Pero en su mente, débil pero inconfundible, oyó el susurro de su Amada: Nos veremos de nuevo en Carcasona. Mientras las palabras silenciosas se formaban en su mente, una lúgubre sensación se apoderó de él.

Se había desmayado. De hecho, había muerto. Edouard había estado en lo cierto. La magia de Luc no había sido suficiente para protegerle, lo cual significaba que no había sido suficiente para proteger a su padre…

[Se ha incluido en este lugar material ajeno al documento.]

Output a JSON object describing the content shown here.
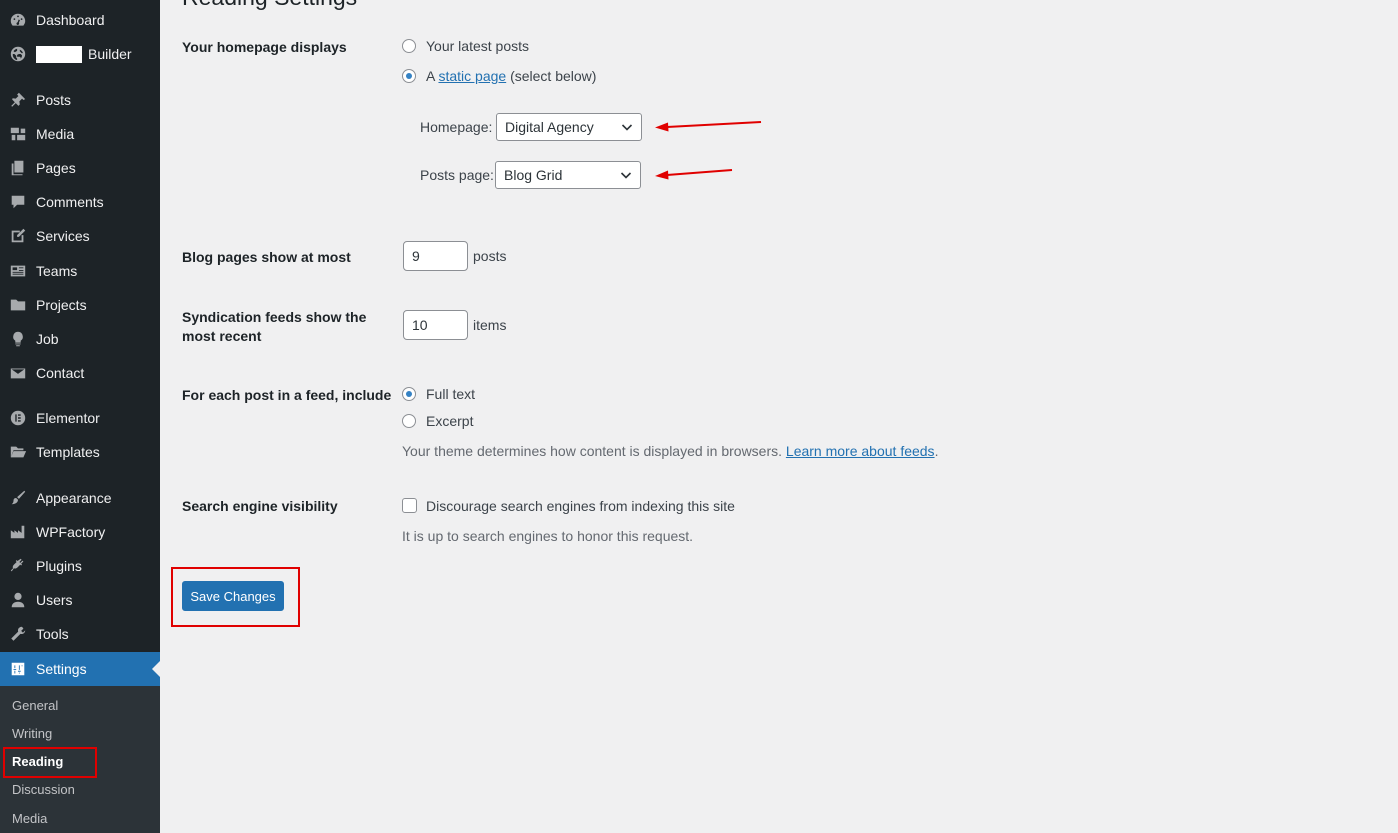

Luc intentó correr, dificultado por la armadura, sobre un terreno revestido de cadáveres y los enfrentamientos que se sucedían a su alrededor. No solo poseía la Visión, sino también el instinto de un soldado y el corazón de un hijo. Fueron suficientes para guiarle hasta el terreno pantanoso que separaba las posiciones inglesas del campo de batalla. Más allá, detrás de parras, detrás de matorrales y el flanco protector de una colina, se veían las empalizadas, construidas a toda prisa con madera y tierra, que protegían a los arqueros.

Cerca, medio hundido en la tierra pantanosa, Paul de la Rose, grand seigneur de Tolosa, yacía de perfil, con el escudo alzado para protegerse. Tal vez le habían derribado del caballo, o quizá había decidido plantar cara al enemigo a pie firme. No había más cuerpos cerca de él, pues era el único que había penetrado tanto en las líneas inglesas. Tan cerca había llegado de las empalizadas de los arqueros que numerosas flechas sobresalían de su peto. Se habían hundido tanto que las afiladas puntas sobresalían por la parte posterior de la sobreveste.